Let $$X = \{ ( x_1 , x_2) \in \mathbb{C}^2 \: | \: x_1x_2 = 1 \}$$

Which of the following maps $\varphi_i : X \rightarrow X$ are morphisms, isomorphisms, or Zariski continuous?

(a) $\varphi_1(x_1,x_2) = (x_1^{-1} , x_2^{-1})$

(b) $\varphi_2(x_1,x_2) = (x_1^{2} , x_2^{2})$

(c) $\varphi_2(x_1,x_2) = (\bar{x_1} , \bar{x_2})$ (complex conjugation).

Here are some definitions to work with.

Let $K$ be a field and let $X \subseteq K^m$ and $Y \subseteq K^n$ be affine varieties. A map $f: X → Y $ is called a morphism (of varieties) if there exist polynomials $f_1,...,f_n \in K[x_1,...,x_m]$ such that $f$ is given by $f(P)=(f_1(P),...,f_n(P))$ for $P \in X$.

A morphism that has an inverse which is also a morphism is an isomorphism.

My question here is how do i approach these? Is there a technique I should think about. Any help would be appreciated.

Answer 1

I was not able to solve c), but I hope a) and b) will help you in your studies:

a)

First note, that neither $\{0\}\times\mathbb{C}$, nor $\mathbb{C}\times\{0\}$ is a subset of $X$, since the condition $x_1x_2=1$ is not fufilled. Therefore

$$\varphi_1:X\rightarrow X,\quad \varphi_1(x_1,x_2)=(x_1^{-1},x_2^{-1})$$

is well-defined. (Neither $x_1$, nor $x_2$ is equal to $0$.)
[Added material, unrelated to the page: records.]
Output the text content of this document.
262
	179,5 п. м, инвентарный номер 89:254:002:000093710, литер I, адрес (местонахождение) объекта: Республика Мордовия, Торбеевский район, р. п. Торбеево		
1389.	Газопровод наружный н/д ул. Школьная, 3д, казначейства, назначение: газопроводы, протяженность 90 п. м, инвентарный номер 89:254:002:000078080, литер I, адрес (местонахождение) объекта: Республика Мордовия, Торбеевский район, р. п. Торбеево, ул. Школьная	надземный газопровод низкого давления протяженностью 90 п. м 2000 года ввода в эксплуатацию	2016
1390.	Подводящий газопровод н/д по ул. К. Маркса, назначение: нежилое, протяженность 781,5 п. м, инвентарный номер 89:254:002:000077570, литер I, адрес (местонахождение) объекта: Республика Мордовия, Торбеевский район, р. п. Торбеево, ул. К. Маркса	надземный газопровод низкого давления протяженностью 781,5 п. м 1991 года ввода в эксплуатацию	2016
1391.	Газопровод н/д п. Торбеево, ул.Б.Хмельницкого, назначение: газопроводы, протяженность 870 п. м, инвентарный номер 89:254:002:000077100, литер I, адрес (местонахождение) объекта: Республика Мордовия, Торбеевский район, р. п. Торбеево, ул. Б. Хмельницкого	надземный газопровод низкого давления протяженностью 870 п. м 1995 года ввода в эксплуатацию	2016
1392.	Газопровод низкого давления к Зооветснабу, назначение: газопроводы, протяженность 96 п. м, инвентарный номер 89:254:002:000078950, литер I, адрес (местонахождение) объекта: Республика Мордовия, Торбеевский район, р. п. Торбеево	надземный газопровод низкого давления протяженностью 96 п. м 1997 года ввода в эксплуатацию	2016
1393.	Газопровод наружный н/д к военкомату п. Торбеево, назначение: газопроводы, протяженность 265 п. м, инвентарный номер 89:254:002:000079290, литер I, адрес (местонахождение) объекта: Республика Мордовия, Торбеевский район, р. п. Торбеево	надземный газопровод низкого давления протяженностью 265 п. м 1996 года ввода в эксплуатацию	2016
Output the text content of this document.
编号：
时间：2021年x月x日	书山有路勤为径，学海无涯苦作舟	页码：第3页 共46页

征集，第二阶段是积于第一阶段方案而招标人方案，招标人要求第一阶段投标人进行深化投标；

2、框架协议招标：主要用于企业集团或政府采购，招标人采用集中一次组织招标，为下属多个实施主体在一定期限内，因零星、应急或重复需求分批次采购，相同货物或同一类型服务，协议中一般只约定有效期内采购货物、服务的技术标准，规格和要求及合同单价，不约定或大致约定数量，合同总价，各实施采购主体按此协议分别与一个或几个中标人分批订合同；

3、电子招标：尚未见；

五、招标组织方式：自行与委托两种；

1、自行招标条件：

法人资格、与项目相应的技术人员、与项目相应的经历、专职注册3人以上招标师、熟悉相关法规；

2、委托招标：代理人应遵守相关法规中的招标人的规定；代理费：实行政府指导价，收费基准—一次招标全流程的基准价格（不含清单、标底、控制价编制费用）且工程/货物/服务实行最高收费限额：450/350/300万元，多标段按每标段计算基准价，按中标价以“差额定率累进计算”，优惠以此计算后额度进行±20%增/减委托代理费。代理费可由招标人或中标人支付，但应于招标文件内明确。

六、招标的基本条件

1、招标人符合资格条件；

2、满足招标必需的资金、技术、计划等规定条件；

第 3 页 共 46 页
Using the condition of $X$, we can calculate as follows:

$$\varphi_1(x_1,x_2)=(x_1^{-1},x_2^{-1})=(1 x_1^{-1},1 x_2^{-1})=(x_1x_2x_1^{-1},x_1x_2x_2^{-1})=(x_2,x_1)=(f_1(x_1,x_2),f_2(x_1,x_2))$$

with polynomials $f_1,f_2\in\mathbb{C}[x_1,x_2]$, defined by

$$f_1(x_1,x_2)=x_2,\quad f_2(x_1,x_2)=x_1.$$

Therefore $\varphi_1$ is a morphism. Since $\varphi_1\circ\varphi_1=id_X$, it is even an isomorphism.

b)

$$\varphi_2:X\rightarrow X,\quad \varphi_2(x_1,x_2)=(x_1^2,x_2^2)$$

is well-defined, since any complex number can be squared. Again, both component functions are functions of $\mathbb{C}[x_1,x_2]$. Therefore $\varphi_2$ is a morphism. This is not an isomorphism, since for all $f\in \mathbb{C}[x_1,x_2]$ and all $(x_1,x_2)\in X$, there exists a $n\ge 0$:

$$f(\varphi_2(x_1,x_2))=f(x_1^2,x_2^2)=\sum_{k=0}^n a_k x_1^{2k}+b_k x_2^{2k}$$

This holds because for any $n_1\ge n_2\ge 0$, we find

$$(x_1^2)^{n_1}(x_2^2)^{n_2}=(x_1^2)^{n_1-n_2}$$

again by using the property of $X$. Especially we cannot find $f_1$ or $f_2$, such that

$$f_1(\varphi_2(x_1,x_2))=x_1\quad\text{and}\quad f_2(\varphi_2(x_1,x_2))=x_2$$

$$$$

c)

$$\varphi_3:X\rightarrow X,\quad \varphi_2(x_1,x_2)=(\overline{x_1},\overline{x_2})$$

is well-defined, since for any complex number exists a complex conjugate.